Est-ce que les conducteurs de camion espagnols, portugais ou italiens (bref ceux qui étaient déjà moins chers que nous) ont vu des Bulgares ou des Roumains leur prendre des marchés, donc leur travail ? Oui (et je l'affirme d'autant mieux que je suis sur le terrain pour le voir). 

Est-ce que tous ces nouveaux venus qui transitent chez nous font fonctionner nos commerces, ce qui permettrait de transférer certains des emplois qu'on perd dans le transport et l'industrie vers d'autres services ? Non, puisque leurs salaires sont trop bas...

Et en plus c'est pire en dehors de l'Europe, on se laisse imposer l'obligation de produire en Chine pour nos produits sans lui imposer la réciprocité... autant déclarer sa faillite tout de suite si on est les seuls couillons au monde à ne pas prendre de mesures de rétorsions contre ceux qui ferment leur marché à l'import et qui exportent à tour de bras, ce qui ne profite même pas à leur peuple malgré une croissance à deux chiffres... 
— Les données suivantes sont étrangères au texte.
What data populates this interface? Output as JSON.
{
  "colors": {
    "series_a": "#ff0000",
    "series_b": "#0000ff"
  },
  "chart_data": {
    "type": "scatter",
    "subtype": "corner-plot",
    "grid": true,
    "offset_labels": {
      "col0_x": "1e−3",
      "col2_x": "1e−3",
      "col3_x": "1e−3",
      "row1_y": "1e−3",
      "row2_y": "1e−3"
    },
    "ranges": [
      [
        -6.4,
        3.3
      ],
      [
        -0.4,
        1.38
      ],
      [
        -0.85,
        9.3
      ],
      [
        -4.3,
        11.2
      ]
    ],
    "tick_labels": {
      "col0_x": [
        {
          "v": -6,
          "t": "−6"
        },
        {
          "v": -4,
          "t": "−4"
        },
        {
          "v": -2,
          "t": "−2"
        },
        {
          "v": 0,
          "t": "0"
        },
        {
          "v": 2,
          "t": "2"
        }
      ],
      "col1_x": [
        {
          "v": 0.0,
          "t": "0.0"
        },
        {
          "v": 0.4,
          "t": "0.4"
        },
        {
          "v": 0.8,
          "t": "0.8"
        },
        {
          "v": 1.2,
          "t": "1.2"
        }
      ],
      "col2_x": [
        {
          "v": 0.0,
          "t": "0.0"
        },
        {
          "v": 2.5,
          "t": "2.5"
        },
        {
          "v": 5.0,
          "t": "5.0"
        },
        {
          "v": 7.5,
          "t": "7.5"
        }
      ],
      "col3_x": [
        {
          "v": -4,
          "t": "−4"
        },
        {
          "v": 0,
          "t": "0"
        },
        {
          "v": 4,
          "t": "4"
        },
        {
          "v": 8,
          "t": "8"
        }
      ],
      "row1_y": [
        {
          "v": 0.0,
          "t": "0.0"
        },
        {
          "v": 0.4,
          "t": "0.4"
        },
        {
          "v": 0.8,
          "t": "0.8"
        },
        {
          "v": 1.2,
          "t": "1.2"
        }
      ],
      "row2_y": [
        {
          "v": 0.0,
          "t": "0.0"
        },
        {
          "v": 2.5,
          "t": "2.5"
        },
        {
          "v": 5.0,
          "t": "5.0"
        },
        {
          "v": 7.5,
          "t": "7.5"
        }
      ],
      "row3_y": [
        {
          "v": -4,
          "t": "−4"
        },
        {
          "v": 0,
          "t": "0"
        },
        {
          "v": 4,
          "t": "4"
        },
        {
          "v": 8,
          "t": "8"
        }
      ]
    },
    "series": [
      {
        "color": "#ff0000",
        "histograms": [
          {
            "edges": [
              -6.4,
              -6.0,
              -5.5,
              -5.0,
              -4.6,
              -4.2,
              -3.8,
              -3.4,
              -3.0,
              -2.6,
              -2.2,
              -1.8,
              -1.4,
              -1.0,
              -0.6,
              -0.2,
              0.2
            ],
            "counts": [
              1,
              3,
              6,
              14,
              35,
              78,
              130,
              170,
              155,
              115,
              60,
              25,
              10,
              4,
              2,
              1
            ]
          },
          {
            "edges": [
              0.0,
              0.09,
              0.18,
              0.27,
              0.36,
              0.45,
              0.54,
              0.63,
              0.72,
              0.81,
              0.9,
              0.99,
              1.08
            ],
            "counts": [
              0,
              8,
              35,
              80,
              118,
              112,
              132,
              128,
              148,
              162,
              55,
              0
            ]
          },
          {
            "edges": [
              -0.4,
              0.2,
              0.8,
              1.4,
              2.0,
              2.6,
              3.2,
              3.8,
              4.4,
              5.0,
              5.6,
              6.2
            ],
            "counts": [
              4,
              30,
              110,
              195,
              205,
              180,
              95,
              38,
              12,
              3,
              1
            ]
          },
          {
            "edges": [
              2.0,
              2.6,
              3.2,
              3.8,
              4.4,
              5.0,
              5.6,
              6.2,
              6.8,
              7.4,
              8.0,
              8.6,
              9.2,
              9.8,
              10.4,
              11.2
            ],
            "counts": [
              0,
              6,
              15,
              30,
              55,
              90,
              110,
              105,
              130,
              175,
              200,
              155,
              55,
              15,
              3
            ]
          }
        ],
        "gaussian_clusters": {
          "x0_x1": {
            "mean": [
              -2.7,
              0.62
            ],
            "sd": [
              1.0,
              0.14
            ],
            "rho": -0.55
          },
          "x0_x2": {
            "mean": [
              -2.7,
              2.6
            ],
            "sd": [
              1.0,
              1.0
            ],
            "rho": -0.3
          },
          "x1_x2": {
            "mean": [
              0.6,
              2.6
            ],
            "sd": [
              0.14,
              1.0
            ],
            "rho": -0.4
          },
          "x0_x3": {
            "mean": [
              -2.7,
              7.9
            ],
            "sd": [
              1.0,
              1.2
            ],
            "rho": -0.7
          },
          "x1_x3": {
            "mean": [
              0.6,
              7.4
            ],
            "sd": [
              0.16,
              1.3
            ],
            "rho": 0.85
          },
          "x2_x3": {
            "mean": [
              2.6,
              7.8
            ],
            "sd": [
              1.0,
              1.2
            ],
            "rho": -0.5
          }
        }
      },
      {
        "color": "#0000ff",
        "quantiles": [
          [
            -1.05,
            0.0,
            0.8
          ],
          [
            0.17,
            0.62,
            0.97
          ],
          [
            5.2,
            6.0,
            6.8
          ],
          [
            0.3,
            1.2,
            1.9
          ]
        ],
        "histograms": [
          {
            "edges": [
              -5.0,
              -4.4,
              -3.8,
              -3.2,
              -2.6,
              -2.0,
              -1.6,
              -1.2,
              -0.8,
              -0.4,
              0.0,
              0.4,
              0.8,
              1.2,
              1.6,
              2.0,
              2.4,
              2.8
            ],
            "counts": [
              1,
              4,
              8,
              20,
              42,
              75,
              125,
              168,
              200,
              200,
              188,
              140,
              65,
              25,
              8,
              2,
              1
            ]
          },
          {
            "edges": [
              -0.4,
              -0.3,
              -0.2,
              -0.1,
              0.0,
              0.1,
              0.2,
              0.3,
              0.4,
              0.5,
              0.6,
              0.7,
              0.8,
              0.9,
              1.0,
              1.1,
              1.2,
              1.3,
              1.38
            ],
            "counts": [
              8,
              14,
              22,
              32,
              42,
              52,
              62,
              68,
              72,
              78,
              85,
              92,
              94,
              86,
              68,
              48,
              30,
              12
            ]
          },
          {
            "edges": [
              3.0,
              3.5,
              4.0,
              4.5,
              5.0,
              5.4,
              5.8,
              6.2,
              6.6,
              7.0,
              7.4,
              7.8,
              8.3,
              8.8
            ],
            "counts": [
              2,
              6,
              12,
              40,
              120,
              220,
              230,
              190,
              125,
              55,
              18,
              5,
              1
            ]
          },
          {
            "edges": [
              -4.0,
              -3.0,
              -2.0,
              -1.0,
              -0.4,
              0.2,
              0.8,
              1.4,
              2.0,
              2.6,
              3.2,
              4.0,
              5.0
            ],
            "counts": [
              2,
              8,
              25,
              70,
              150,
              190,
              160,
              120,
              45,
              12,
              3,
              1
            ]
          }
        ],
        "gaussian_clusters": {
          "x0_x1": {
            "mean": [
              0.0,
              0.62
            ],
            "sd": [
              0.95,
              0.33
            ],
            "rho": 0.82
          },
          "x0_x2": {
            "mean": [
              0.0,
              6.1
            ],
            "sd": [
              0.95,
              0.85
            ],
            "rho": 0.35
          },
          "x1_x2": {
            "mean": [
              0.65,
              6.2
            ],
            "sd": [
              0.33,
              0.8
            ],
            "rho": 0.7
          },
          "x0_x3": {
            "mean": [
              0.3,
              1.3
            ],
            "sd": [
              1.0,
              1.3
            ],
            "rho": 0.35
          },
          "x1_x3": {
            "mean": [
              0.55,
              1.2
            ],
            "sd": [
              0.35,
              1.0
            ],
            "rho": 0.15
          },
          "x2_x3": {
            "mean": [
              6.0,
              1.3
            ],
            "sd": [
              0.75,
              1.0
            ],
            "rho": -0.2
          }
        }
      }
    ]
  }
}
De quelle situation est-ce le résultat ?

En tant que citoyen européen, je vote pour un parlement qui n'a pas beaucoup de pouvoir, mais je n'ai pas les moyens de faire du lobbying à Bruxelles pour avoir une Europe plus sociale. Par contre, certains n'ont que quelques voix mais forment de puissants lobbys...

Si on ajoute à cela que la e sociale la plus modeste est peu ou pas représentée dans les instances nationales ou européennes, et que ça génère une pensée unique... on comprend que le concept de préférence douanière vers les pays comparables en terme de revenus par habitant ne soit pas mis en avant. 

Sixième constat : la ratification du traité de Lisbonne est une infamie. 

Le constat le plus simple de ce post : ce que vous avez refusé par référendum en 2005, Sarko l'a fait passer par la voix parlementaire. Et les Socialistes et les centristes étaient d'accord.

Ils commencent par nous prendre pour des cons et après ils veulent qu'on adhère à leur usine à gaz ? 

Conclusion : le drapeau tricolore, ça me faisait vibrer il y a vingt ans et ça me fera vibrer demain.

L'Europe, si elle ne se réforme pas en profondeur , je vais finir par préférer vouloir en sortir, parce qu'elle a été facteur de paix dans le passé, mais qu'à force de ne pas tenir compte des intérêts de chaque nation, elle devient un facteur de conflit dont j'espère qu'il ne sera pas armé.